Unloved and Forgotten

There is little sadder to the eye of the mariner than an unloved ship, rusting and rotting away. 

When I photographed “Loa” in the Panama Canal in 1976 she was approaching her twentieth year, but she still looked as if her crew were taking good care of her. 

Built in 1957 by Eriksbergs Mekaniska Verksted in Gothenburg, she was originally delivered as “Folga” to J. Ludwig Mowinckles of Bergen.

Her dimensions were 145m long x 18.92m wide x 11.36m draft. She was powered by a 5-cylinder B&W diesel of 6,250 SHP and achieved 15 knots.

Mowinckles was, and still is, a family-owned shipping business founded in 1898. They must have taken pride in their new ship. She was photographed in Adelaide in 1968 by Chris Finney. There are the inevitable rust streaks from the hawsepipe and scuppers, but she still looks a smart, well-maintained ship.

Two years later, in 1970 she was purchased by Compañía Sudamericana de Vapores. CSAV is the largest and one of the oldest shipping companies in Latin America. Founded in Chile in 1872, CSAV is headquartered in Valparaiso. In 2014 it merged its container shipping business with Hapag Lloyd, but still operates reefer, dry and liquid bulk services.

Renamed “Loa”, the ship still looked smart and well maintained as she exited the Panama Canal on the Pacific side, in 1976.

Thereafter the story turns murky.

In 1977 she was sold to Carnation Shipping Co. in Cyprus (renamed “Pola Nina”) and a year later to Landsdowne Shipping in Greece. Here she is in 1978, renamed “Saini”, photographed in Avonmouth by Chris Howell.

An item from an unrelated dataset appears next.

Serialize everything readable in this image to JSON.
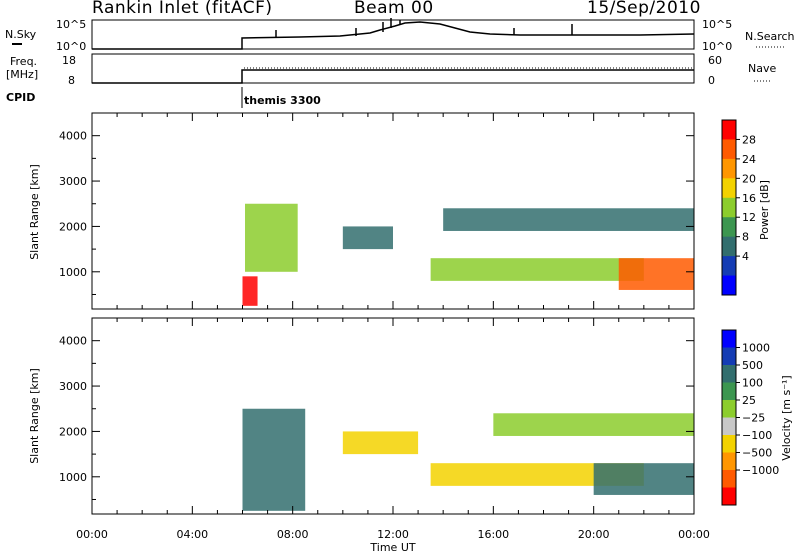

What a difference two years makes.

To be fair, it does look as if the new crew has made a start in repainting the hull from aft. Some of the areas around the bow look as if they have been red-leaded. But the draft marks are unreadable and there is no sign of the loadline. Below the topside (black) paint the boot topping and anti-fouling are badly worn and there are signs of weed and other growth around the waterline. The accommodation does not look too bad, but areas of the derrick booms are heavily rusted. It is very sad to see what was once such a smart ship, allowed to fall into such an unloved state.

I suspect things did not improve. Three years later the ship was again sold, this time to Meka Shipping in Panama. Her final incarnation as “Tara” – and I dread to think what she looked like by then – came to an end in December 1982. Suffering an engine breakdown, she as towed into Los Angeles. The cost of repairs probably exceeded her value and she was scrapped in January of the following year at Terminal Island.

Some say ships have souls and, judging by the endearing terms in which former shipmates speak of their favourite ships, that might have a grain of truth. Or is it just that they preserve remnants of the lives of all the men and women who worked to build and sail them. Nicholas Monserrat wrote about a ship that died of shame. “Tara”, ex “Folga”, went to her grave broken down, unwanted and unloved. Did she die of shame? Are there seamen somewhere, still haunted by her memory?